BRANDON — On the flat top of this two-story brick building, even nearby trees don't cast a shadow. It's a feature David Ewing hopes will give him a tiny edge in the slowly recovering office-space market.
This week, contractors installed 256 solar panels — row after row of glinting polycrystal, facing south. In time, Ewing would like to see 480 more. They would generate more than half the electricity for the 66,000-square-foot office building with tenants like a medical lab, oral surgeon and travel and real estate companies.
Each month, he figures, the solar boost will cover the cost of privately financing the more than $300,000 project. And he'll have another way to market space in a building that's only about 70 percent full. The solar array could attract companies or government agencies that want to limit their environmental footprint.
"It's a feel-good thing," he said. "We can hopefully fill up our empty space faster than someone who doesn't have that."
The project, perhaps the largest private solar installation in Hillsborough County, is a sign that falling prices and rising incentives will start to attract businesses with an eye on the bottom line.
For decades, the solar industry in Florida focused on pools or hot water heaters. Solar electricity was simply too expensive to be widely attractive.
"Now we're starting to see it shifting from pool heating," said Bruce Kershner, executive director of the Florida Solar Energy Industries Association near Orlando.

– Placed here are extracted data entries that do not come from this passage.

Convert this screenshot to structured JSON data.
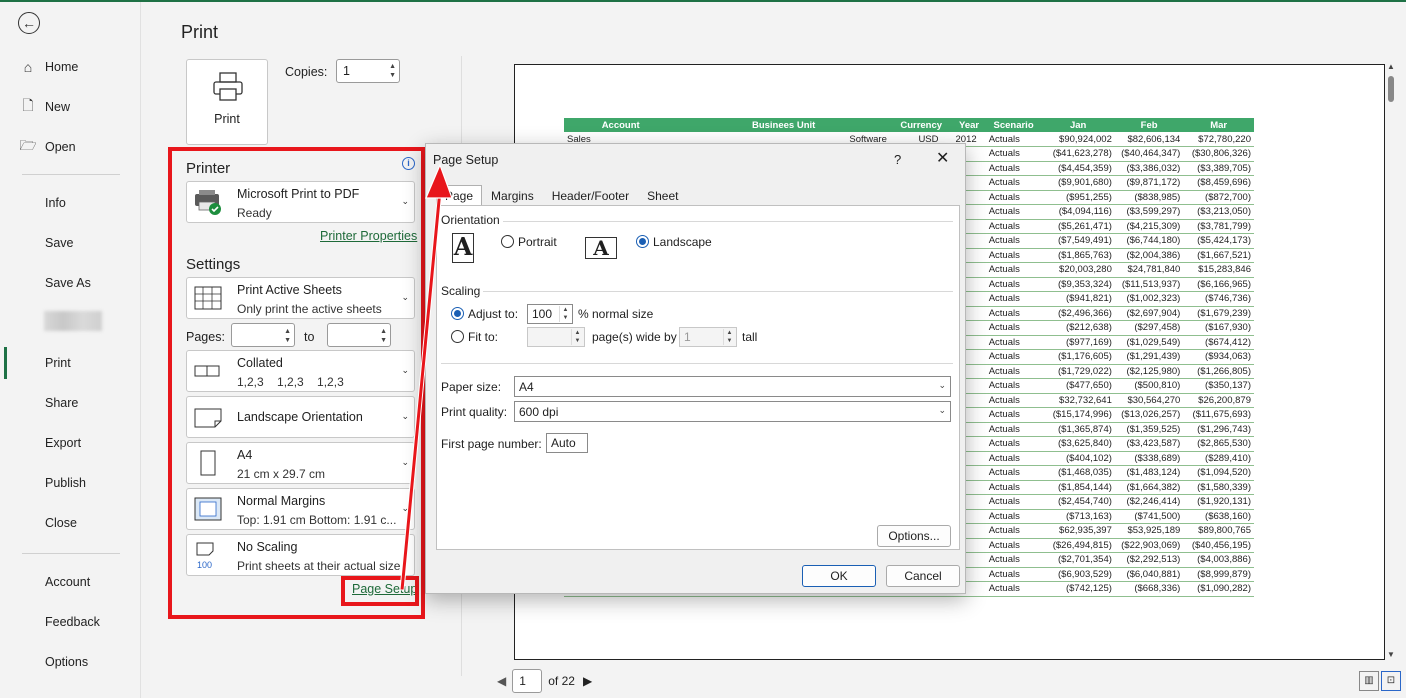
{
  "backstage": {
    "nav_top": [
      "Home",
      "New",
      "Open"
    ],
    "nav_mid": [
      "Info",
      "Save",
      "Save As",
      "Print",
      "Share",
      "Export",
      "Publish",
      "Close"
    ],
    "nav_bottom": [
      "Account",
      "Feedback",
      "Options"
    ],
    "active": "Print"
  },
  "print_panel": {
    "title": "Print",
    "print_button": "Print",
    "copies_label": "Copies:",
    "copies_value": "1",
    "printer_header": "Printer",
    "printer_name": "Microsoft Print to PDF",
    "printer_status": "Ready",
    "printer_properties": "Printer Properties",
    "settings_header": "Settings",
    "settings": [
      {
        "line1": "Print Active Sheets",
        "line2": "Only print the active sheets"
      },
      {
        "line1": "Collated",
        "line2": "1,2,3    1,2,3    1,2,3"
      },
      {
        "line1": "Landscape Orientation",
        "line2": ""
      },
      {
        "line1": "A4",
        "line2": "21 cm x 29.7 cm"
      },
      {
        "line1": "Normal Margins",
        "line2": "Top: 1.91 cm Bottom: 1.91 c..."
      },
      {
        "line1": "No Scaling",
        "line2": "Print sheets at their actual size"
      }
    ],
    "pages_label": "Pages:",
    "to_label": "to",
    "page_setup_link": "Page Setup",
    "no_scaling_badge": "100"
  },
  "preview": {
    "current_page": "1",
    "of_label": "of 22",
    "headers": [
      "Account",
      "Businees Unit",
      "Currency",
      "Year",
      "Scenario",
      "Jan",
      "Feb",
      "Mar"
    ],
    "first_row": [
      "Sales",
      "Software",
      "USD",
      "2012",
      "Actuals",
      "$90,924,002",
      "$82,606,134",
      "$72,780,220"
    ],
    "rows": [
      [
        "($41,623,278)",
        "($40,464,347)",
        "($30,806,326)"
      ],
      [
        "($4,454,359)",
        "($3,386,032)",
        "($3,389,705)"
      ],
      [
        "($9,901,680)",
        "($9,871,172)",
        "($8,459,696)"
      ],
      [
        "($951,255)",
        "($838,985)",
        "($872,700)"
      ],
      [
        "($4,094,116)",
        "($3,599,297)",
        "($3,213,050)"
      ],
      [
        "($5,261,471)",
        "($4,215,309)",
        "($3,781,799)"
      ],
      [
        "($7,549,491)",
        "($6,744,180)",
        "($5,424,173)"
      ],
      [
        "($1,865,763)",
        "($2,004,386)",
        "($1,667,521)"
      ],
      [
        "$20,003,280",
        "$24,781,840",
        "$15,283,846"
      ],
      [
        "($9,353,324)",
        "($11,513,937)",
        "($6,166,965)"
      ],
      [
        "($941,821)",
        "($1,002,323)",
        "($746,736)"
      ],
      [
        "($2,496,366)",
        "($2,697,904)",
        "($1,679,239)"
      ],
      [
        "($212,638)",
        "($297,458)",
        "($167,930)"
      ],
      [
        "($977,169)",
        "($1,029,549)",
        "($674,412)"
      ],
      [
        "($1,176,605)",
        "($1,291,439)",
        "($934,063)"
      ],
      [
        "($1,729,022)",
        "($2,125,980)",
        "($1,266,805)"
      ],
      [
        "($477,650)",
        "($500,810)",
        "($350,137)"
      ],
      [
        "$32,732,641",
        "$30,564,270",
        "$26,200,879"
      ],
      [
        "($15,174,996)",
        "($13,026,257)",
        "($11,675,693)"
      ],
      [
        "($1,365,874)",
        "($1,359,525)",
        "($1,296,743)"
      ],
      [
        "($3,625,840)",
        "($3,423,587)",
        "($2,865,530)"
      ],
      [
        "($404,102)",
        "($338,689)",
        "($289,410)"
      ],
      [
        "($1,468,035)",
        "($1,483,124)",
        "($1,094,520)"
      ],
      [
        "($1,854,144)",
        "($1,664,382)",
        "($1,580,339)"
      ],
      [
        "($2,454,740)",
        "($2,246,414)",
        "($1,920,131)"
      ],
      [
        "($713,163)",
        "($741,500)",
        "($638,160)"
      ],
      [
        "$62,935,397",
        "$53,925,189",
        "$89,800,765"
      ],
      [
        "($26,494,815)",
        "($22,903,069)",
        "($40,456,195)"
      ],
      [
        "($2,701,354)",
        "($2,292,513)",
        "($4,003,886)"
      ],
      [
        "($6,903,529)",
        "($6,040,881)",
        "($8,999,879)"
      ],
      [
        "($742,125)",
        "($668,336)",
        "($1,090,282)"
      ]
    ],
    "scenario": "Actuals"
  },
  "dialog": {
    "title": "Page Setup",
    "help": "?",
    "close": "✕",
    "tabs": [
      "Page",
      "Margins",
      "Header/Footer",
      "Sheet"
    ],
    "orientation_label": "Orientation",
    "portrait": "Portrait",
    "landscape": "Landscape",
    "scaling_label": "Scaling",
    "adjust_to": "Adjust to:",
    "adjust_value": "100",
    "normal_size": "% normal size",
    "fit_to": "Fit to:",
    "fit_wide_value": "",
    "pages_wide_by": "page(s) wide by",
    "fit_tall_value": "1",
    "tall": "tall",
    "paper_size_label": "Paper size:",
    "paper_size_value": "A4",
    "print_quality_label": "Print quality:",
    "print_quality_value": "600 dpi",
    "first_page_label": "First page number:",
    "first_page_value": "Auto",
    "options_button": "Options...",
    "ok_button": "OK",
    "cancel_button": "Cancel"
  },
  "colors": {
    "accent_green": "#1e7145",
    "annotation_red": "#e8161b",
    "header_green": "#3fa76a"
  }
}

It began in 2006, he said, when the Florida Legislature started a solar rebate program that expired in June. Now federal programs are a bigger help. Meanwhile, utility companies will start rolling out details in the new year on their own incentives, he said.

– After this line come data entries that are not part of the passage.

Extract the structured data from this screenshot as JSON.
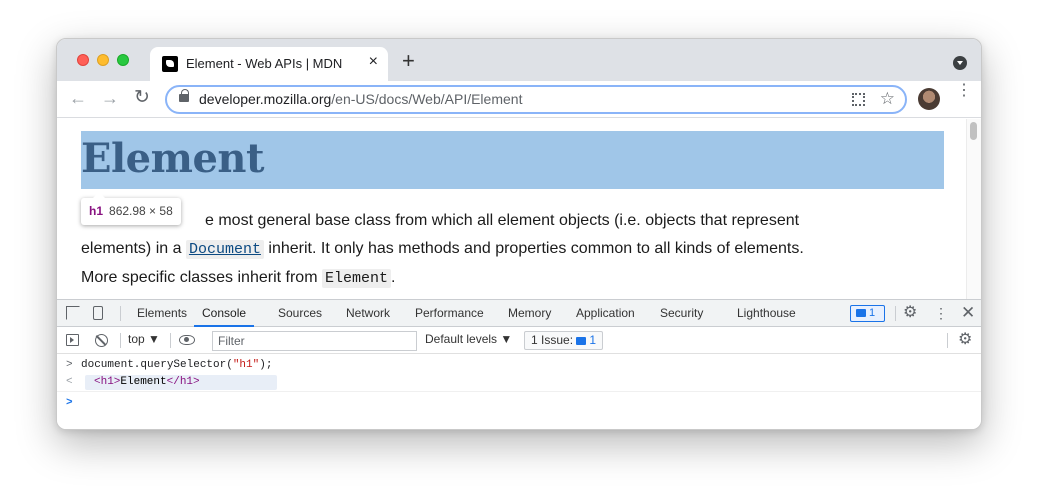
{
  "browser": {
    "tab": {
      "title": "Element - Web APIs | MDN",
      "close_icon": "×",
      "new_tab_icon": "+"
    },
    "address": {
      "host": "developer.mozilla.org",
      "path": "/en-US/docs/Web/API/Element"
    },
    "icons": {
      "back": "←",
      "forward": "→",
      "reload": "↻",
      "star": "☆",
      "menu": "⋮"
    }
  },
  "page": {
    "heading": "Element",
    "paragraph": {
      "line1": "e most general base class from which all element objects (i.e. objects that represent",
      "line2_pre": "elements) in a ",
      "line2_link": "Document",
      "line2_post": " inherit. It only has methods and properties common to all kinds of elements.",
      "line3_pre": "More specific classes inherit from ",
      "line3_code": "Element",
      "line3_post": "."
    },
    "inspect_tooltip": {
      "tag": "h1",
      "size": "862.98 × 58"
    }
  },
  "devtools": {
    "tabs": [
      "Elements",
      "Console",
      "Sources",
      "Network",
      "Performance",
      "Memory",
      "Application",
      "Security",
      "Lighthouse"
    ],
    "active_tab": "Console",
    "message_badge_count": "1",
    "console_bar": {
      "context": "top ▼",
      "filter_placeholder": "Filter",
      "levels": "Default levels ▼",
      "issues_label": "1 Issue:",
      "issues_count": "1"
    },
    "console": {
      "input_prompt": ">",
      "input_code_pre": "document.querySelector(",
      "input_code_str": "\"h1\"",
      "input_code_post": ");",
      "result_prompt": "<",
      "result_open": "<h1>",
      "result_text": "Element",
      "result_close": "</h1>",
      "active_prompt": ">"
    }
  },
  "colors": {
    "highlight": "#6fa8dc",
    "accent": "#1a73e8",
    "tag": "#881280",
    "string": "#c41a16"
  }
}
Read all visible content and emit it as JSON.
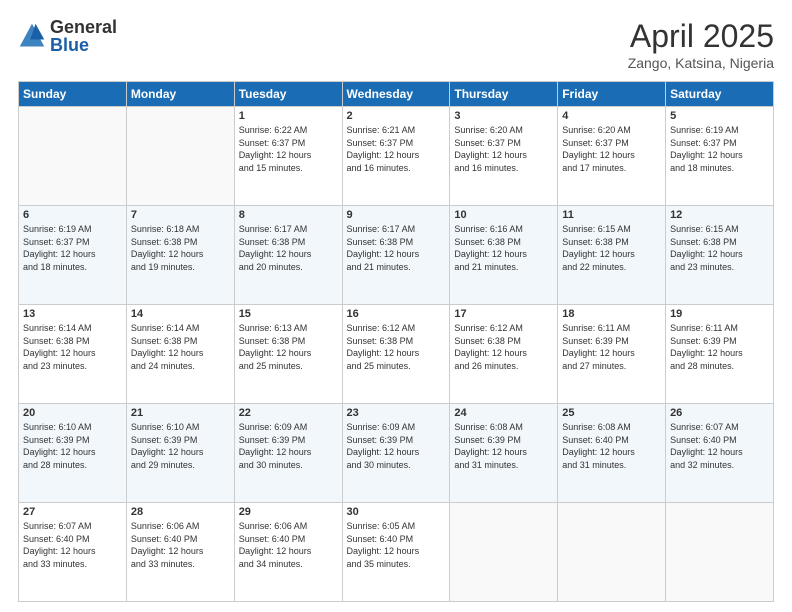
{
  "header": {
    "logo_general": "General",
    "logo_blue": "Blue",
    "title": "April 2025",
    "subtitle": "Zango, Katsina, Nigeria"
  },
  "weekdays": [
    "Sunday",
    "Monday",
    "Tuesday",
    "Wednesday",
    "Thursday",
    "Friday",
    "Saturday"
  ],
  "weeks": [
    [
      {
        "num": "",
        "sunrise": "",
        "sunset": "",
        "daylight": ""
      },
      {
        "num": "",
        "sunrise": "",
        "sunset": "",
        "daylight": ""
      },
      {
        "num": "1",
        "sunrise": "Sunrise: 6:22 AM",
        "sunset": "Sunset: 6:37 PM",
        "daylight": "Daylight: 12 hours and 15 minutes."
      },
      {
        "num": "2",
        "sunrise": "Sunrise: 6:21 AM",
        "sunset": "Sunset: 6:37 PM",
        "daylight": "Daylight: 12 hours and 16 minutes."
      },
      {
        "num": "3",
        "sunrise": "Sunrise: 6:20 AM",
        "sunset": "Sunset: 6:37 PM",
        "daylight": "Daylight: 12 hours and 16 minutes."
      },
      {
        "num": "4",
        "sunrise": "Sunrise: 6:20 AM",
        "sunset": "Sunset: 6:37 PM",
        "daylight": "Daylight: 12 hours and 17 minutes."
      },
      {
        "num": "5",
        "sunrise": "Sunrise: 6:19 AM",
        "sunset": "Sunset: 6:37 PM",
        "daylight": "Daylight: 12 hours and 18 minutes."
      }
    ],
    [
      {
        "num": "6",
        "sunrise": "Sunrise: 6:19 AM",
        "sunset": "Sunset: 6:37 PM",
        "daylight": "Daylight: 12 hours and 18 minutes."
      },
      {
        "num": "7",
        "sunrise": "Sunrise: 6:18 AM",
        "sunset": "Sunset: 6:38 PM",
        "daylight": "Daylight: 12 hours and 19 minutes."
      },
      {
        "num": "8",
        "sunrise": "Sunrise: 6:17 AM",
        "sunset": "Sunset: 6:38 PM",
        "daylight": "Daylight: 12 hours and 20 minutes."
      },
      {
        "num": "9",
        "sunrise": "Sunrise: 6:17 AM",
        "sunset": "Sunset: 6:38 PM",
        "daylight": "Daylight: 12 hours and 21 minutes."
      },
      {
        "num": "10",
        "sunrise": "Sunrise: 6:16 AM",
        "sunset": "Sunset: 6:38 PM",
        "daylight": "Daylight: 12 hours and 21 minutes."
      },
      {
        "num": "11",
        "sunrise": "Sunrise: 6:15 AM",
        "sunset": "Sunset: 6:38 PM",
        "daylight": "Daylight: 12 hours and 22 minutes."
      },
      {
        "num": "12",
        "sunrise": "Sunrise: 6:15 AM",
        "sunset": "Sunset: 6:38 PM",
        "daylight": "Daylight: 12 hours and 23 minutes."
      }
    ],
    [
      {
        "num": "13",
        "sunrise": "Sunrise: 6:14 AM",
        "sunset": "Sunset: 6:38 PM",
        "daylight": "Daylight: 12 hours and 23 minutes."
      },
      {
        "num": "14",
        "sunrise": "Sunrise: 6:14 AM",
        "sunset": "Sunset: 6:38 PM",
        "daylight": "Daylight: 12 hours and 24 minutes."
      },
      {
        "num": "15",
        "sunrise": "Sunrise: 6:13 AM",
        "sunset": "Sunset: 6:38 PM",
        "daylight": "Daylight: 12 hours and 25 minutes."
      },
      {
        "num": "16",
        "sunrise": "Sunrise: 6:12 AM",
        "sunset": "Sunset: 6:38 PM",
        "daylight": "Daylight: 12 hours and 25 minutes."
      },
      {
        "num": "17",
        "sunrise": "Sunrise: 6:12 AM",
        "sunset": "Sunset: 6:38 PM",
        "daylight": "Daylight: 12 hours and 26 minutes."
      },
      {
        "num": "18",
        "sunrise": "Sunrise: 6:11 AM",
        "sunset": "Sunset: 6:39 PM",
        "daylight": "Daylight: 12 hours and 27 minutes."
      },
      {
        "num": "19",
        "sunrise": "Sunrise: 6:11 AM",
        "sunset": "Sunset: 6:39 PM",
        "daylight": "Daylight: 12 hours and 28 minutes."
      }
    ],
    [
      {
        "num": "20",
        "sunrise": "Sunrise: 6:10 AM",
        "sunset": "Sunset: 6:39 PM",
        "daylight": "Daylight: 12 hours and 28 minutes."
      },
      {
        "num": "21",
        "sunrise": "Sunrise: 6:10 AM",
        "sunset": "Sunset: 6:39 PM",
        "daylight": "Daylight: 12 hours and 29 minutes."
      },
      {
        "num": "22",
        "sunrise": "Sunrise: 6:09 AM",
        "sunset": "Sunset: 6:39 PM",
        "daylight": "Daylight: 12 hours and 30 minutes."
      },
      {
        "num": "23",
        "sunrise": "Sunrise: 6:09 AM",
        "sunset": "Sunset: 6:39 PM",
        "daylight": "Daylight: 12 hours and 30 minutes."
      },
      {
        "num": "24",
        "sunrise": "Sunrise: 6:08 AM",
        "sunset": "Sunset: 6:39 PM",
        "daylight": "Daylight: 12 hours and 31 minutes."
      },
      {
        "num": "25",
        "sunrise": "Sunrise: 6:08 AM",
        "sunset": "Sunset: 6:40 PM",
        "daylight": "Daylight: 12 hours and 31 minutes."
      },
      {
        "num": "26",
        "sunrise": "Sunrise: 6:07 AM",
        "sunset": "Sunset: 6:40 PM",
        "daylight": "Daylight: 12 hours and 32 minutes."
      }
    ],
    [
      {
        "num": "27",
        "sunrise": "Sunrise: 6:07 AM",
        "sunset": "Sunset: 6:40 PM",
        "daylight": "Daylight: 12 hours and 33 minutes."
      },
      {
        "num": "28",
        "sunrise": "Sunrise: 6:06 AM",
        "sunset": "Sunset: 6:40 PM",
        "daylight": "Daylight: 12 hours and 33 minutes."
      },
      {
        "num": "29",
        "sunrise": "Sunrise: 6:06 AM",
        "sunset": "Sunset: 6:40 PM",
        "daylight": "Daylight: 12 hours and 34 minutes."
      },
      {
        "num": "30",
        "sunrise": "Sunrise: 6:05 AM",
        "sunset": "Sunset: 6:40 PM",
        "daylight": "Daylight: 12 hours and 35 minutes."
      },
      {
        "num": "",
        "sunrise": "",
        "sunset": "",
        "daylight": ""
      },
      {
        "num": "",
        "sunrise": "",
        "sunset": "",
        "daylight": ""
      },
      {
        "num": "",
        "sunrise": "",
        "sunset": "",
        "daylight": ""
      }
    ]
  ]
}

For commercial property, it's just the beginning, said Juniper Duffin, a senior property manager in Clearwater with Colliers International.
So far, most of the focus on energy efficiency has been on low- or no-cost strategies to reduce environmental impact, not expensive shifts to alternative energy, she said. Some building owners have installed solar panels and seen cost-benefit savings, she said, but only over a long time frame.

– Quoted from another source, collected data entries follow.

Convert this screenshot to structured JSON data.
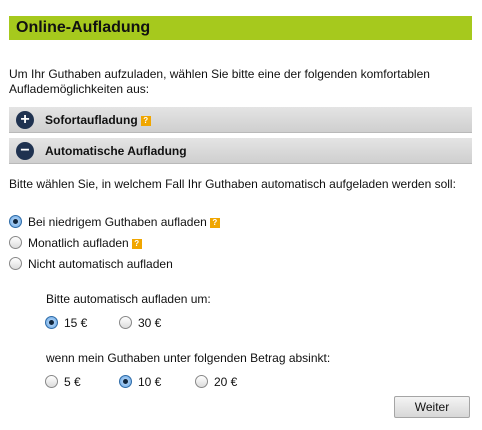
{
  "title": "Online-Aufladung",
  "intro": "Um Ihr Guthaben aufzuladen, wählen Sie bitte eine der folgenden komfortablen Auflademöglichkeiten aus:",
  "sections": [
    {
      "label": "Sofortaufladung",
      "icon": "plus-icon",
      "expanded": false
    },
    {
      "label": "Automatische Aufladung",
      "icon": "minus-icon",
      "expanded": true
    }
  ],
  "question": "Bitte wählen Sie, in welchem Fall Ihr Guthaben automatisch aufgeladen werden soll:",
  "modes": [
    {
      "label": "Bei niedrigem Guthaben aufladen",
      "selected": true,
      "help": true
    },
    {
      "label": "Monatlich aufladen",
      "selected": false,
      "help": true
    },
    {
      "label": "Nicht automatisch aufladen",
      "selected": false,
      "help": false
    }
  ],
  "amount": {
    "label": "Bitte automatisch aufladen um:",
    "options": [
      {
        "label": "15 €",
        "selected": true
      },
      {
        "label": "30 €",
        "selected": false
      }
    ]
  },
  "threshold": {
    "label": "wenn mein Guthaben unter folgenden Betrag absinkt:",
    "options": [
      {
        "label": "5 €",
        "selected": false
      },
      {
        "label": "10 €",
        "selected": true
      },
      {
        "label": "20 €",
        "selected": false
      }
    ]
  },
  "help_glyph": "?",
  "submit_label": "Weiter",
  "colors": {
    "title_bar": "#a6c91d",
    "section_icon": "#1f3250",
    "help_icon": "#f0a600"
  }
}
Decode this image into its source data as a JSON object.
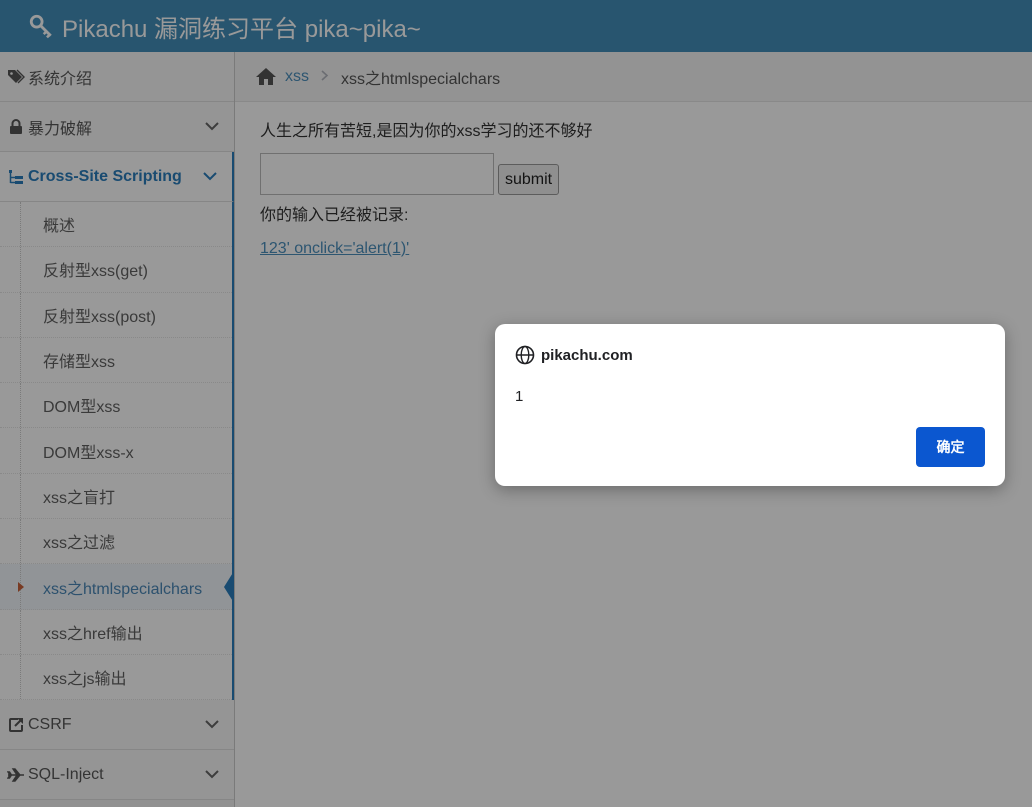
{
  "navbar": {
    "title": "Pikachu 漏洞练习平台 pika~pika~"
  },
  "sidebar": {
    "items": [
      {
        "label": "系统介绍"
      },
      {
        "label": "暴力破解"
      },
      {
        "label": "Cross-Site Scripting"
      },
      {
        "label": "CSRF"
      },
      {
        "label": "SQL-Inject"
      }
    ],
    "xss_sub": [
      {
        "label": "概述"
      },
      {
        "label": "反射型xss(get)"
      },
      {
        "label": "反射型xss(post)"
      },
      {
        "label": "存储型xss"
      },
      {
        "label": "DOM型xss"
      },
      {
        "label": "DOM型xss-x"
      },
      {
        "label": "xss之盲打"
      },
      {
        "label": "xss之过滤"
      },
      {
        "label": "xss之htmlspecialchars"
      },
      {
        "label": "xss之href输出"
      },
      {
        "label": "xss之js输出"
      }
    ]
  },
  "breadcrumb": {
    "link": "xss",
    "current": "xss之htmlspecialchars"
  },
  "content": {
    "intro": "人生之所有苦短,是因为你的xss学习的还不够好",
    "input_value": "",
    "submit_label": "submit",
    "recorded_label": "你的输入已经被记录:",
    "record_link": "123' onclick='alert(1)'"
  },
  "dialog": {
    "site": "pikachu.com",
    "message": "1",
    "ok_label": "确定"
  },
  "colors": {
    "navbar": "#438eb9",
    "accent": "#2b7dbc",
    "dialog_button": "#0b57d0"
  }
}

"One day that'll be one of those things that more building owners will start to buy into," she said. "It takes buy-in from not just the tenants and the owners, but also the leasing agents — everybody who touches that property."
The government's helping to lead the way, she said. Not just with incentives, but with government leases that require energy efficiency, which could favor a building such as Ewing's with a large solar array.
"It's really great to see, because obviously the government has to be on board to make everybody else realize how important it is," Duffin said.
Ewing knows he's making his property more attractive for prospective government tenants. He's also looking forward to a federal check within 60 days for a third of the cost of the system. He figures it's a great time to invest, not just because of incentives, but also because of a lower price tag on construction.
Dean Greene of Solar Specialist Inc. in Brandon worked with Ewing to get installation costs down to $5.25 a watt for the 60-kilowatt system.
"You're going to get more for your money right now," Greene said.
Business has never been better for solar panel installations, he said. Two years ago, three guys could handle the work. This week, a crew of 12 worked on Ewing's roof.
"Every day I think it can't get busier, it does," he said.
Ewing tells him as prices drop, he'll give him more business — when the bill hits $4 a watt, that's when he'll add the extra 480 panels.